Data privacy is essential in today’s computing-infused societal structures. Encryption is usually the first line of defense against privacy violations. However, upon compelled disclosure of encryption keys, plaintexts are immediately revealed to powerful adversaries. Existing systems that try to address this problem, break down in the presence of realistic adversaries that can access the storage media at multiple points in time. This work will design and build strongly secure highly practical plausible deniable storage mechanisms that are robust against a multi-snapshot adversary enabling users to plausibly deny the possession of certain data even when the adversary has access to the user storage devices and credentials. Research results from this project would be incorporated into both undergraduate and graduate level courses and would help train the next generation workforce in plausible deniability paradigm and technology. This work will advance the foundational understanding of plausible deniability across a broad swath of storage systems and media.
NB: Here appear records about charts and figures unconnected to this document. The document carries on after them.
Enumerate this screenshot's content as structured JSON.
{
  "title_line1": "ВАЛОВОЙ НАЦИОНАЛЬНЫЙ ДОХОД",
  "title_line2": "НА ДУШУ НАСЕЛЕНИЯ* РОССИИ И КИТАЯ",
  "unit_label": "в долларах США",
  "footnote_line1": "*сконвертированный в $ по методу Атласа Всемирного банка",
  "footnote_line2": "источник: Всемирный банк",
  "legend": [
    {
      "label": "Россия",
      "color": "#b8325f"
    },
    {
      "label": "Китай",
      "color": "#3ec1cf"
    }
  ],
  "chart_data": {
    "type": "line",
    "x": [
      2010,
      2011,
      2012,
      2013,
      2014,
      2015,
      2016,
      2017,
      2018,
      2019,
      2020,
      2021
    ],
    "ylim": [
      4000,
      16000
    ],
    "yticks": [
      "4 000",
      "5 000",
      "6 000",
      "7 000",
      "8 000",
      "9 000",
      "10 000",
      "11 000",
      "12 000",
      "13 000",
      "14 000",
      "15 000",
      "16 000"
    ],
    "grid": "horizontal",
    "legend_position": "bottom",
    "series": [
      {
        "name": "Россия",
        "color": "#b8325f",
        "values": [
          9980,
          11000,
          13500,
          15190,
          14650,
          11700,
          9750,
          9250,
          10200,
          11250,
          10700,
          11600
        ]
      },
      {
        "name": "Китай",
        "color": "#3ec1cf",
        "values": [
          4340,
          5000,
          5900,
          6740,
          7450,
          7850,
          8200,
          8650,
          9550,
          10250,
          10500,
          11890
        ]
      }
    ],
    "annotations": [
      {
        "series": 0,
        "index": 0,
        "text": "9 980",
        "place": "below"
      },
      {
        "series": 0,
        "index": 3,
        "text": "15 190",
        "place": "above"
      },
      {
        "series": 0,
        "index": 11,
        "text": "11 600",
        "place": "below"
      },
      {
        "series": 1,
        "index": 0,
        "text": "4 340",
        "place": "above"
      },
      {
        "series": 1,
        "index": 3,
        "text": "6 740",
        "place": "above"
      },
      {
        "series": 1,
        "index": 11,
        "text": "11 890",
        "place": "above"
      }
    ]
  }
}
It will combine different technology, such as, faster access privacy mechanisms, data encoding mechanisms using write-once memory, trusted execution environments to harden deniability in the system stack and machine learning for addressing cover traffic information, to provide a robust plausibly deniable storage system. It will build multiple systems that will be released for public use and integrated into mainstream operating systems. The work will also show the wide-ranging implications of strongly secure plausible deniability mechanisms by designing, building and demonstrating the world’s first “snoop-proof” Signal encrypted smartphone messaging application thereby defeating adversaries able to coerce users to reveal encryption keys. This award reflects NSF's statutory mission and has been deemed worthy of support through evaluation using the Foundation's intellectual merit and broader impacts review criteria.